Peter F. Dumont: 2020 has been a challenging year all around— for aviation and for each of us as individuals. There are silver linings though in that virtual programming is so accessible to our workforce and we have taken full advantage of it. Our Young Aviation Professionals (YAPs) can watch and learn from the same content that their CEOs are tuning into.
We made a conscious decision this spring and summer to offer as much free programming as we could. It was our way to keep the volume turned up on air traffic management issues, the industry engaged through conversations when we could have all easily found ourselves disconnected, and learn new technologies and strategies to move the needle for our industry and our own personal development.
The most important thing we can do as an industry and as a community now is to make sure that we recover forward. There’s no going back to the way it used to be, nor should that be our goal.
CAT Editors: What can attendees expect from this year’s virtual ATCA Annual event?
Dumont: They can expect the same level of education and exposure they’ve come to expect at in-person ATCA Annual events, though with a little more imagination and a whole lot more technology. Webinars and constant Zooms can get so stale. We’ve tried to re-envision how we present and what we present.
There’s a fully virtual exhibit hall with 3D booths, a networking pavilion that brings you face to face with your colleagues, clients, and friends, and, if you’re an FAA employee, a chance to earn CEU credits. Behind the registration paywall, there are general sessions focusing on each of FAA Administrator Dickson’s five strategic focus areas, a Blue Skies Initiative conversation with preeminent leaders in our field, as well as great keynotes and tech talks. We are featuring international leaders and even an analog astronaut. Don’t know what an analog astronaut is? You’ll just have to tune in!
CAT Editors: As we look forward to the next phase of recovery, where do you believe we will see the most change in 2021?

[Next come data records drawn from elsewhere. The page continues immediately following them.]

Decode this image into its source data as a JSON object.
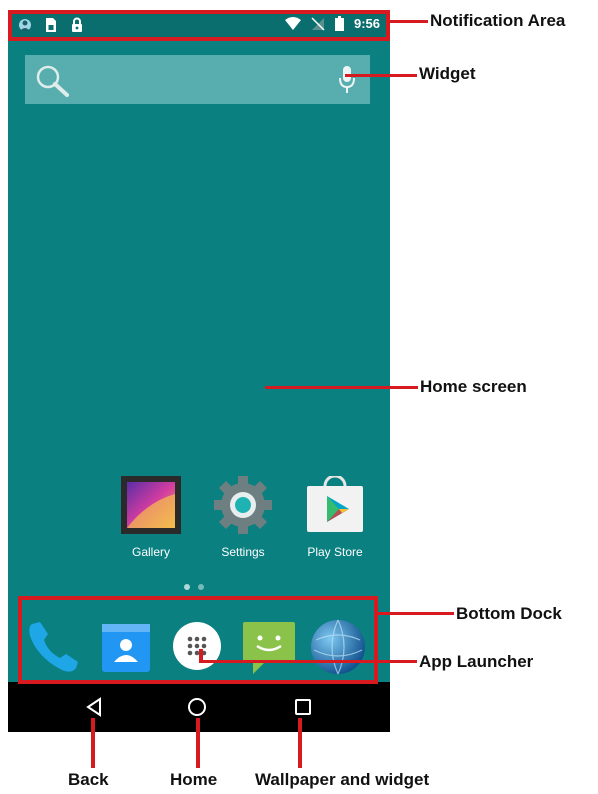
{
  "status_bar": {
    "left_icons": [
      "user-icon",
      "sim-icon",
      "lock-icon"
    ],
    "right_icons": [
      "wifi-icon",
      "no-sim-icon",
      "battery-icon"
    ],
    "time": "9:56"
  },
  "search_widget": {
    "icons": [
      "search-icon",
      "mic-icon"
    ],
    "bar_color": "#5fb2b2"
  },
  "home_apps": [
    {
      "label": "Gallery",
      "icon": "gallery-icon"
    },
    {
      "label": "Settings",
      "icon": "settings-icon"
    },
    {
      "label": "Play Store",
      "icon": "play-store-icon"
    }
  ],
  "page_indicator": {
    "pages": 2,
    "current": 1
  },
  "dock": {
    "apps": [
      "phone-icon",
      "contacts-icon",
      "app-launcher-icon",
      "messaging-icon",
      "browser-icon"
    ]
  },
  "nav_bar": {
    "buttons": [
      "back-icon",
      "home-icon",
      "recents-icon"
    ]
  },
  "annotations": {
    "notification_area": "Notification Area",
    "widget": "Widget",
    "home_screen": "Home screen",
    "bottom_dock": "Bottom Dock",
    "app_launcher": "App Launcher",
    "back": "Back",
    "home": "Home",
    "wallpaper_and_widget": "Wallpaper and widget"
  },
  "colors": {
    "wallpaper": "#0a8080",
    "status_bar": "#0a6e6e",
    "callout_red": "#d71920",
    "nav_bar": "#000000"
  }
}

Dumont: The answer to that question changes every day. Recovery will be slow I think, but traffic, especially cargo traffic, will keep the NAS a very busy place. Vaccines won’t ship themselves!

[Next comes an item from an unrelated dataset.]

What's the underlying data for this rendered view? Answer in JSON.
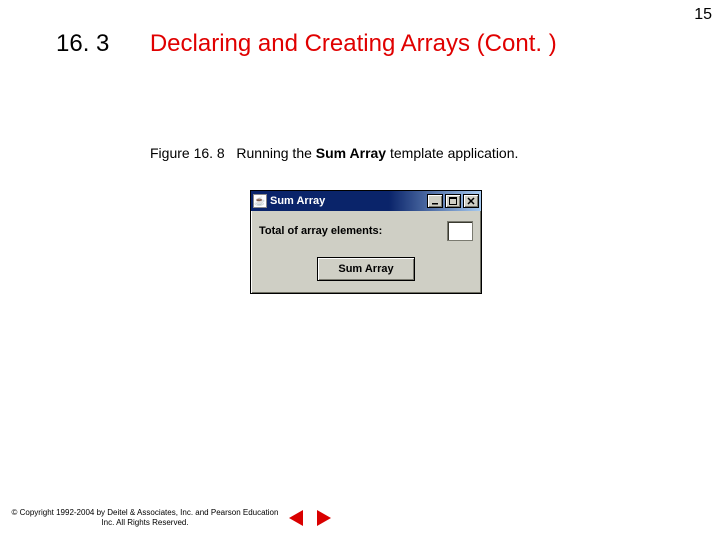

Personally, I hope we’ll focus on the workforce. We’re having a lot of conversations about how to engage the current workforce, enhance hiring and retention practices, and embrace diversity as critical to our industry and U.S. competitiveness overall.

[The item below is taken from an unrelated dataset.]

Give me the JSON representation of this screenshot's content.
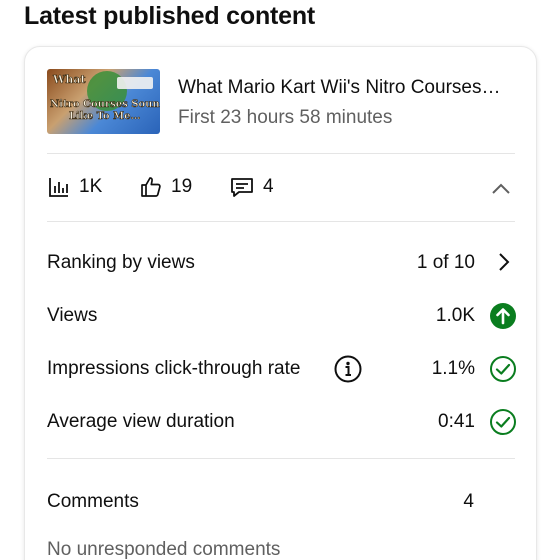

I also hope we’ll have more in-depth conversations about infrastructure. I’m not talking just about runways and airport improvement. I’m talking about the tech infrastructure that enables our national aerospace system and transforms it into a truly dynamic airspace.
CAT Editors: What are the most pressing challenges that you see on the horizon that could hinder progress if not addressed?
Again, I’d say infrastructure. I think there’s a rift going on that no one is really addressing. Who pays for it? Who builds it? Who owns it?
Politically, as a new administration comes in, I think we need to re-emphasize the complexity of the NAS and ensure that funding it isn’t a partisan issue.
Integration is also a continuing challenge. There’s been a surge in interest in urban and advanced mobility. I’m excited to see how this issue plays out over the next few years.
CAT Editors: We want to hear your prediction! “2021 will be the year of _______________.”
Dumont: Reinvention. Reinventing how we approach workforce issues, how we interact with the government, how we view and operate in the airspace, how we integrate new entrants, and, perhaps most importantly, how we connect with one another.